Looking Back At Moonraker’s Wild Attempt To Turn James Bond Into Star Wars

Looking Back At Moonraker’s Wild Attempt To Turn James Bond Into Star Wars

When Star Wars hit theatres 40 years ago this week, it changed the film industry forever. But as well as its long-reaching impact, in the immediate wake of its release, it also drove sci-fi into the moviemaking spotlight in a big way. Whatever could the James Bond series do to compete? Send 007 into space in the wildest way.

The tragic passing of Sir Roger Moore today has us casting our minds back to Bond’s own attempt to capitalise on space mania after Star Wars rocked the box office. After The Spy Who Loved Me, series producers had intended to adapt For Your Eyes Only, but the enormous success of Star Wars prompted a change in direction, and so Moonraker was instead chosen for Moore’s fourth Bond film.

Looking Back At Moonraker’s Wild Attempt To Turn James Bond Into Star Wars
Original Moonraker poster art by Dan Goozee.
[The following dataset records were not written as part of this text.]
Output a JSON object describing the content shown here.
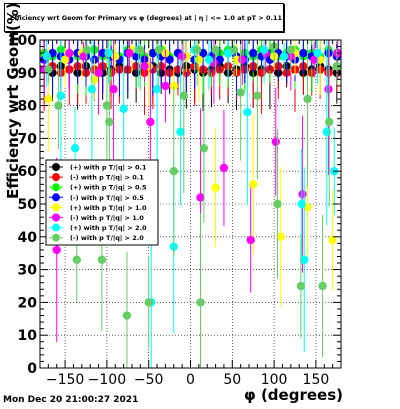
{
  "title": "Efficiency wrt Geom for Primary vs φ (degrees) at | η | <= 1.0 at pT > 0.11",
  "datestamp": "Mon Dec 20 21:00:27 2021",
  "chart_data": {
    "type": "scatter",
    "xlabel": "φ (degrees)",
    "ylabel": "Efficiency wrt Geom(%)",
    "xlim": [
      -180,
      180
    ],
    "ylim": [
      0,
      100
    ],
    "xticks": [
      -150,
      -100,
      -50,
      0,
      50,
      100,
      150
    ],
    "yticks": [
      0,
      10,
      20,
      30,
      40,
      50,
      60,
      70,
      80,
      90,
      100
    ],
    "grid": true,
    "legend_position": "left-middle",
    "series": [
      {
        "name": "(+) with p T/|q| > 0.1",
        "color": "#000000",
        "points": [
          [
            -175,
            91
          ],
          [
            -165,
            90
          ],
          [
            -155,
            92
          ],
          [
            -145,
            91
          ],
          [
            -135,
            90
          ],
          [
            -125,
            92
          ],
          [
            -115,
            91
          ],
          [
            -105,
            90
          ],
          [
            -95,
            91
          ],
          [
            -85,
            92
          ],
          [
            -75,
            91
          ],
          [
            -65,
            90
          ],
          [
            -55,
            91
          ],
          [
            -45,
            92
          ],
          [
            -35,
            90
          ],
          [
            -25,
            91
          ],
          [
            -15,
            90
          ],
          [
            -5,
            92
          ],
          [
            5,
            91
          ],
          [
            15,
            90
          ],
          [
            25,
            91
          ],
          [
            35,
            92
          ],
          [
            45,
            90
          ],
          [
            55,
            91
          ],
          [
            65,
            92
          ],
          [
            75,
            90
          ],
          [
            85,
            91
          ],
          [
            95,
            91
          ],
          [
            105,
            90
          ],
          [
            115,
            92
          ],
          [
            125,
            91
          ],
          [
            135,
            90
          ],
          [
            145,
            91
          ],
          [
            155,
            92
          ],
          [
            165,
            91
          ],
          [
            175,
            90
          ]
        ]
      },
      {
        "name": "(-) with p T/|q| > 0.1",
        "color": "#ff0000",
        "points": [
          [
            -175,
            91
          ],
          [
            -165,
            92
          ],
          [
            -155,
            90
          ],
          [
            -145,
            91
          ],
          [
            -135,
            92
          ],
          [
            -125,
            90
          ],
          [
            -115,
            91
          ],
          [
            -105,
            92
          ],
          [
            -95,
            90
          ],
          [
            -85,
            91
          ],
          [
            -75,
            91
          ],
          [
            -65,
            92
          ],
          [
            -55,
            90
          ],
          [
            -45,
            91
          ],
          [
            -35,
            92
          ],
          [
            -25,
            90
          ],
          [
            -15,
            91
          ],
          [
            -5,
            90
          ],
          [
            5,
            92
          ],
          [
            15,
            91
          ],
          [
            25,
            90
          ],
          [
            35,
            91
          ],
          [
            45,
            92
          ],
          [
            55,
            90
          ],
          [
            65,
            91
          ],
          [
            75,
            92
          ],
          [
            85,
            90
          ],
          [
            95,
            91
          ],
          [
            105,
            92
          ],
          [
            115,
            90
          ],
          [
            125,
            91
          ],
          [
            135,
            92
          ],
          [
            145,
            90
          ],
          [
            155,
            91
          ],
          [
            165,
            90
          ],
          [
            175,
            92
          ]
        ]
      },
      {
        "name": "(+) with p T/|q| > 0.5",
        "color": "#00ff00",
        "points": [
          [
            -175,
            96
          ],
          [
            -165,
            95
          ],
          [
            -155,
            97
          ],
          [
            -145,
            96
          ],
          [
            -135,
            95
          ],
          [
            -125,
            96
          ],
          [
            -115,
            97
          ],
          [
            -105,
            95
          ],
          [
            -95,
            96
          ],
          [
            -85,
            95
          ],
          [
            -75,
            97
          ],
          [
            -65,
            96
          ],
          [
            -55,
            95
          ],
          [
            -45,
            96
          ],
          [
            -35,
            97
          ],
          [
            -25,
            95
          ],
          [
            -15,
            96
          ],
          [
            -5,
            95
          ],
          [
            5,
            97
          ],
          [
            15,
            96
          ],
          [
            25,
            95
          ],
          [
            35,
            96
          ],
          [
            45,
            97
          ],
          [
            55,
            95
          ],
          [
            65,
            96
          ],
          [
            75,
            95
          ],
          [
            85,
            97
          ],
          [
            95,
            96
          ],
          [
            105,
            95
          ],
          [
            115,
            96
          ],
          [
            125,
            97
          ],
          [
            135,
            95
          ],
          [
            145,
            96
          ],
          [
            155,
            95
          ],
          [
            165,
            97
          ],
          [
            175,
            96
          ]
        ]
      },
      {
        "name": "(-) with p T/|q| > 0.5",
        "color": "#0000ff",
        "points": [
          [
            -175,
            94
          ],
          [
            -165,
            96
          ],
          [
            -155,
            95
          ],
          [
            -145,
            94
          ],
          [
            -135,
            96
          ],
          [
            -125,
            95
          ],
          [
            -115,
            94
          ],
          [
            -105,
            96
          ],
          [
            -95,
            95
          ],
          [
            -85,
            94
          ],
          [
            -75,
            96
          ],
          [
            -65,
            95
          ],
          [
            -55,
            94
          ],
          [
            -45,
            96
          ],
          [
            -35,
            95
          ],
          [
            -25,
            94
          ],
          [
            -15,
            96
          ],
          [
            -5,
            95
          ],
          [
            5,
            94
          ],
          [
            15,
            96
          ],
          [
            25,
            95
          ],
          [
            35,
            94
          ],
          [
            45,
            96
          ],
          [
            55,
            95
          ],
          [
            65,
            94
          ],
          [
            75,
            96
          ],
          [
            85,
            95
          ],
          [
            95,
            94
          ],
          [
            105,
            96
          ],
          [
            115,
            95
          ],
          [
            125,
            94
          ],
          [
            135,
            96
          ],
          [
            145,
            95
          ],
          [
            155,
            94
          ],
          [
            165,
            96
          ],
          [
            175,
            95
          ]
        ]
      },
      {
        "name": "(+) with p T/|q| > 1.0",
        "color": "#ffff00",
        "points": [
          [
            -170,
            82
          ],
          [
            -150,
            94
          ],
          [
            -130,
            96
          ],
          [
            -115,
            88
          ],
          [
            -90,
            95
          ],
          [
            -70,
            97
          ],
          [
            -50,
            92
          ],
          [
            -30,
            96
          ],
          [
            -20,
            86
          ],
          [
            -5,
            95
          ],
          [
            10,
            94
          ],
          [
            30,
            55
          ],
          [
            55,
            94
          ],
          [
            75,
            56
          ],
          [
            100,
            95
          ],
          [
            108,
            40
          ],
          [
            125,
            96
          ],
          [
            140,
            49
          ],
          [
            155,
            94
          ],
          [
            170,
            39
          ]
        ]
      },
      {
        "name": "(-) with p T/|q| > 1.0",
        "color": "#ff00ff",
        "points": [
          [
            -175,
            91
          ],
          [
            -160,
            36
          ],
          [
            -145,
            96
          ],
          [
            -128,
            95
          ],
          [
            -110,
            90
          ],
          [
            -92,
            85
          ],
          [
            -73,
            96
          ],
          [
            -55,
            92
          ],
          [
            -48,
            75
          ],
          [
            -30,
            86
          ],
          [
            -10,
            95
          ],
          [
            12,
            52
          ],
          [
            28,
            93
          ],
          [
            40,
            61
          ],
          [
            62,
            94
          ],
          [
            72,
            39
          ],
          [
            90,
            96
          ],
          [
            102,
            69
          ],
          [
            120,
            95
          ],
          [
            134,
            53
          ],
          [
            148,
            94
          ],
          [
            165,
            85
          ],
          [
            176,
            96
          ]
        ]
      },
      {
        "name": "(+) with p T/|q| > 2.0",
        "color": "#00ffff",
        "points": [
          [
            -172,
            95
          ],
          [
            -155,
            83
          ],
          [
            -138,
            67
          ],
          [
            -118,
            85
          ],
          [
            -98,
            96
          ],
          [
            -80,
            79
          ],
          [
            -62,
            97
          ],
          [
            -47,
            20
          ],
          [
            -40,
            85
          ],
          [
            -20,
            37
          ],
          [
            -12,
            72
          ],
          [
            5,
            97
          ],
          [
            22,
            94
          ],
          [
            45,
            96
          ],
          [
            68,
            78
          ],
          [
            88,
            97
          ],
          [
            112,
            95
          ],
          [
            133,
            50
          ],
          [
            136,
            33
          ],
          [
            152,
            96
          ],
          [
            163,
            72
          ],
          [
            172,
            60
          ]
        ]
      },
      {
        "name": "(-) with p T/|q| > 2.0",
        "color": "#66cc66",
        "points": [
          [
            -170,
            91
          ],
          [
            -158,
            80
          ],
          [
            -136,
            33
          ],
          [
            -124,
            97
          ],
          [
            -106,
            33
          ],
          [
            -100,
            80
          ],
          [
            -97,
            75
          ],
          [
            -76,
            16
          ],
          [
            -60,
            97
          ],
          [
            -50,
            20
          ],
          [
            -38,
            97
          ],
          [
            -20,
            60
          ],
          [
            -8,
            83
          ],
          [
            8,
            97
          ],
          [
            12,
            20
          ],
          [
            16,
            67
          ],
          [
            30,
            97
          ],
          [
            52,
            97
          ],
          [
            60,
            84
          ],
          [
            80,
            83
          ],
          [
            100,
            98
          ],
          [
            104,
            50
          ],
          [
            120,
            97
          ],
          [
            132,
            25
          ],
          [
            140,
            82
          ],
          [
            158,
            25
          ],
          [
            166,
            75
          ],
          [
            175,
            92
          ]
        ]
      }
    ]
  }
}
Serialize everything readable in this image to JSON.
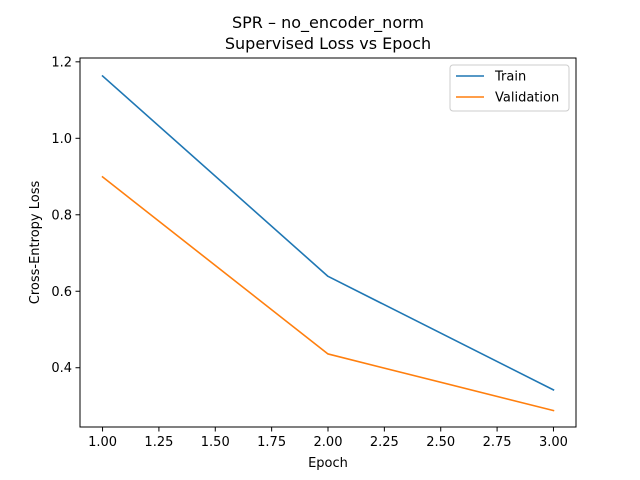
{
  "chart_data": {
    "type": "line",
    "title": "SPR – no_encoder_norm",
    "subtitle": "Supervised Loss vs Epoch",
    "xlabel": "Epoch",
    "ylabel": "Cross-Entropy Loss",
    "xlim": [
      0.9,
      3.1
    ],
    "ylim": [
      0.245,
      1.21
    ],
    "x_ticks": [
      1.0,
      1.25,
      1.5,
      1.75,
      2.0,
      2.25,
      2.5,
      2.75,
      3.0
    ],
    "x_tick_labels": [
      "1.00",
      "1.25",
      "1.50",
      "1.75",
      "2.00",
      "2.25",
      "2.50",
      "2.75",
      "3.00"
    ],
    "y_ticks": [
      0.4,
      0.6,
      0.8,
      1.0,
      1.2
    ],
    "y_tick_labels": [
      "0.4",
      "0.6",
      "0.8",
      "1.0",
      "1.2"
    ],
    "grid": false,
    "legend_position": "top-right",
    "x": [
      1,
      2,
      3
    ],
    "series": [
      {
        "name": "Train",
        "color": "#1f77b4",
        "values": [
          1.163,
          0.639,
          0.342
        ]
      },
      {
        "name": "Validation",
        "color": "#ff7f0e",
        "values": [
          0.899,
          0.436,
          0.288
        ]
      }
    ]
  }
}
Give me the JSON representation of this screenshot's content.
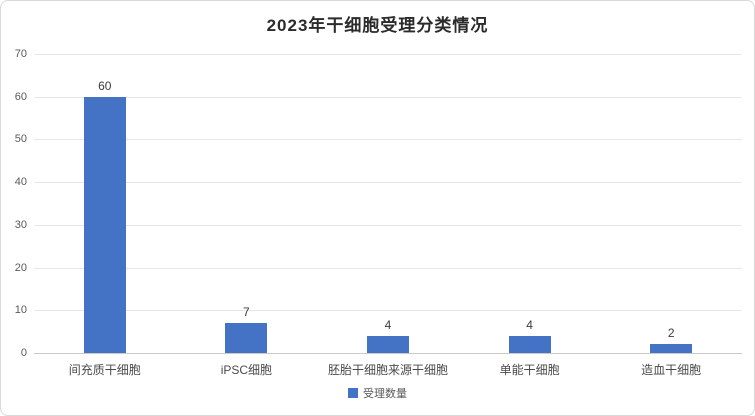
{
  "card": {
    "title": "2023年干细胞受理分类情况"
  },
  "legend": {
    "label": "受理数量"
  },
  "colors": {
    "bar": "#4472c4",
    "gridline": "#e7e7e7",
    "axis_line": "#c9c9c9",
    "title_text": "#2b2b2b",
    "tick_text": "#595959",
    "category_text": "#4a4a4a",
    "value_text": "#3b3b3b"
  },
  "chart_data": {
    "type": "bar",
    "title": "2023年干细胞受理分类情况",
    "categories": [
      "间充质干细胞",
      "iPSC细胞",
      "胚胎干细胞来源干细胞",
      "单能干细胞",
      "造血干细胞"
    ],
    "series": [
      {
        "name": "受理数量",
        "values": [
          60,
          7,
          4,
          4,
          2
        ]
      }
    ],
    "data_labels": [
      "60",
      "7",
      "4",
      "4",
      "2"
    ],
    "xlabel": "",
    "ylabel": "",
    "ylim": [
      0,
      70
    ],
    "yticks": [
      0,
      10,
      20,
      30,
      40,
      50,
      60,
      70
    ],
    "grid": "horizontal",
    "legend_position": "bottom"
  }
}
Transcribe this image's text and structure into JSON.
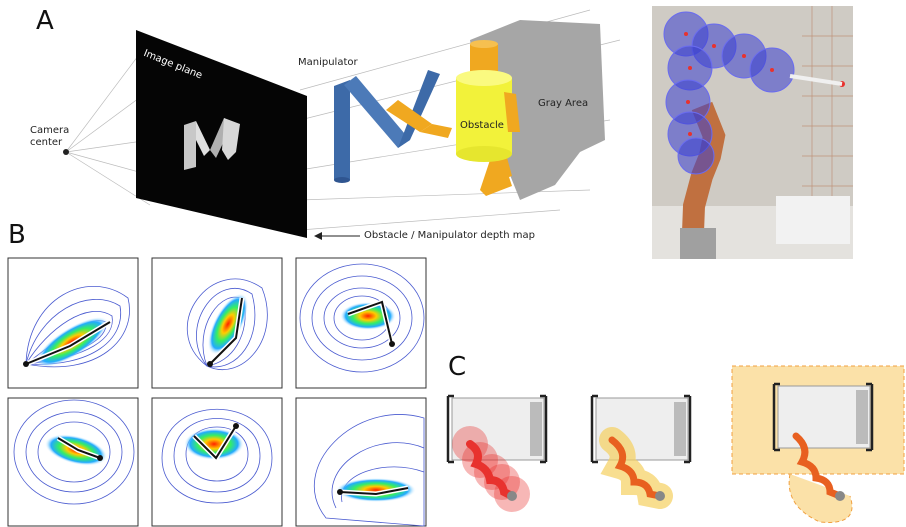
{
  "panels": {
    "a": "A",
    "b": "B",
    "c": "C"
  },
  "panel_a": {
    "camera_center": [
      "Camera",
      "center"
    ],
    "image_plane": "Image plane",
    "manipulator": "Manipulator",
    "obstacle": "Obstacle",
    "gray_area": "Gray Area",
    "depth_map": "Obstacle / Manipulator depth map"
  },
  "colors": {
    "manipulator_blue": "#3d6aa8",
    "obstacle_yellow": "#f2f23a",
    "cylinder_orange": "#f0a820",
    "sphere_blue": "#3b3fd0",
    "danger_red": "#e8322e",
    "safe_yellow": "#f5d060",
    "region_peach": "#fbe1a8"
  },
  "panel_b_plots": 6,
  "panel_c_scenes": 3
}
Original Moonraker poster art by Dan Goozee.

Except, despite the decidedly spacey title, Fleming’s original novel is not sci-fi at all — in fact, at the time of its release, it was infamous for being set entirely in England. Fans were annoyed at the lack of exotic locales in the book’s story, which revolved around turncoat industrialist Hugo Drax attempting to use a missile defence system he designed for the British Government to nuke London. The movie lifted the title, Drax as a villain, and then very little else, in order to make Drax’s plans for evil have some out-of-this-world scale… literally, because Moonraker decided to set its climax aboard a space station orbiting Earth.

What followed was one of the craziest suspensions of disbelief in Bond history, as Bond, his buxom companion Holly Goodhead, and even villain-turned-ally Jaws battled to stop the villain from launching nerve gas into Earth’s atmosphere… while the United States sent a platoon of Marines up to space to combat Drax’s henchmen in a zero-g laser gun fight.

It’s completely wild, and quite unlike anything Bond had ever attempted before — or likely ever will. Astronauts vs. fascists in a laser-strewn space battle would be absurd for a lot of franchises, let alone one as often more serious as James Bond, but it did it anyway. And it looked pretty damn cool, despite the absurdity.

Moonraker might not be the best Bond movie — it might not even be the best of Moore’s time with the Bond mantle. But all these years later, its goofy charm perhaps best represents the joyful camp that Moore brought to his role as 007, something we will always remember now that he’s gone.